15 - Neste, sentido, o extrato do CNIS revela que o demandado manteve vínculos empregatícios com as empresas EXPANSÃO VIAGENS E TURISMO LTDA, em 02/05/2001 e, posteriormente, com a VANGUARDA VIGILÂNCIA E SEGURANÇA S/C LTDA, de 01/02/2002 a 30/04/2004 (ID 107933145 - p. 51).
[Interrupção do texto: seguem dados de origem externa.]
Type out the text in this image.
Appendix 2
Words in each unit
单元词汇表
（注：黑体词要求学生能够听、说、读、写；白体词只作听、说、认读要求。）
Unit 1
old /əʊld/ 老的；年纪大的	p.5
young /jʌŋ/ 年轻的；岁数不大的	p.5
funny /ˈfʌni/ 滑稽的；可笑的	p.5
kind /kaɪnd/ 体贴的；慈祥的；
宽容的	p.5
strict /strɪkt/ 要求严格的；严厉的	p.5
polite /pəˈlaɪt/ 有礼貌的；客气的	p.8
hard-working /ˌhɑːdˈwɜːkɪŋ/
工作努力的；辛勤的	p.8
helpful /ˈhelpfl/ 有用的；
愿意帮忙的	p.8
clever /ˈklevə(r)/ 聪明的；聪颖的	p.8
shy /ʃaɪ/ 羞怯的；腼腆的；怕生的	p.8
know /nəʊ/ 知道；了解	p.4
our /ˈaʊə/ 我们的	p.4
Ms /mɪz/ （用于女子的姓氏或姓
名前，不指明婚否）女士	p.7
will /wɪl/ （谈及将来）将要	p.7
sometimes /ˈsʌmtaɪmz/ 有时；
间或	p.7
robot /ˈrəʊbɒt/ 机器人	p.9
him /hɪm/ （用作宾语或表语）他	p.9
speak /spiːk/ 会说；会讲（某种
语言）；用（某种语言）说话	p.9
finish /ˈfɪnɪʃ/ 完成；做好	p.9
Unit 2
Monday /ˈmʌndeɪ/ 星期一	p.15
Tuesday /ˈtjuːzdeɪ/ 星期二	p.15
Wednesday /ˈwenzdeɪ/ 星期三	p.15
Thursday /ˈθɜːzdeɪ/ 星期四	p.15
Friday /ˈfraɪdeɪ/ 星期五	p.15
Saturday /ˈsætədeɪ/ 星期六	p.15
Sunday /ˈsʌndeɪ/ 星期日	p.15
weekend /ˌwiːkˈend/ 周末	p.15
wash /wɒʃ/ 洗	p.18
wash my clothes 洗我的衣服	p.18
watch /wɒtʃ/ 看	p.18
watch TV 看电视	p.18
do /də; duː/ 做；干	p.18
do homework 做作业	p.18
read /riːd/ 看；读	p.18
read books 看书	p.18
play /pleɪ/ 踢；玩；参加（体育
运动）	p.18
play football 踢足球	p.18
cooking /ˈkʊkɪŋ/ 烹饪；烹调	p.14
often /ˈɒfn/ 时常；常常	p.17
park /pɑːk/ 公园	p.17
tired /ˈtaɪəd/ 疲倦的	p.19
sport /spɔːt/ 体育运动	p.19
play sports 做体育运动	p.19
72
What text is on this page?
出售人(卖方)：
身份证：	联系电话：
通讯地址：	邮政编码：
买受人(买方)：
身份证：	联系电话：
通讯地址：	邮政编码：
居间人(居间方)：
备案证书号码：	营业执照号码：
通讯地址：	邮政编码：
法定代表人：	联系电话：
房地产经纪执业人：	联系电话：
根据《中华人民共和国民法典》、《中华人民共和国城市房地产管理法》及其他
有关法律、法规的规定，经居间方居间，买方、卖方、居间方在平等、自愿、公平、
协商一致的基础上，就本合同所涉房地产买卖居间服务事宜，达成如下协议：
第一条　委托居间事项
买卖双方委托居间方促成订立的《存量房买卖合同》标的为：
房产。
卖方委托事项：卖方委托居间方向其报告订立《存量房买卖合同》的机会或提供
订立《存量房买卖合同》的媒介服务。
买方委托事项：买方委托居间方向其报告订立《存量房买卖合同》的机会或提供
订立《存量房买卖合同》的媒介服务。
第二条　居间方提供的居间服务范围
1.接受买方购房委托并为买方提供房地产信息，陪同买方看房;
No entanto, o INSS se recusa a aceitar a validade dos recolhimentos previdenciários feitos por estas empresas, sobretudo pela última, pois "o vínculo em questão foi inserido no CNIS, através de transmissão de GFIP extemporânea, ou seja, após a ocorrência dos fatos".
16 - A propósito, cumpre salientar que a obrigação de arrecadar as contribuições previdenciárias, no caso do segurado empregado, é da empresa, nos termos do artigo 30, I, alínea "a", da Lei n. 8.212/91. Assim, eventual equívoco ou atraso no cumprimento de tal obrigação não pode ser alegado como justificativa para obstar o direito social do trabalhador à prestação previdenciária.
17 - A boa-fé objetiva do réu perante o INSS, ao longo de todo o período controvertido, portanto, é evidente, uma vez que ele não ocultou ou adulterou informações por ocasião do requerimento administrativo do benefício de auxílio-doença e, por não ter conhecimento especializado, é natural que ele presumisse que os valores recebidos até então eram devidos, uma vez que alicerçados em atos praticados por servidores do órgão, que ostentam fé pública e, portanto, geram a expectativa nos segurados de que estão em conformidade com a lei.
18 - Não se trata de uma situação em que se poderia exigir comportamento diverso do réu, ante a flagrante ausência de conhecimento técnico especializado, sobretudo no que se refere ao conceito de carência e a sua aplicação particular para os benefícios por incapacidade.
19 - Em decorrência, tratando-se de erro exclusivo do INSS e configurada a boa-fé objetiva do demandante, deve ser reconhecida a inexigibilidade do débito previdenciário, razão pela qual deve ser mantida a sentença de 1º grau de jurisdição neste aspecto.
20 - Remessa necessária e apelação do INSS desprovidas.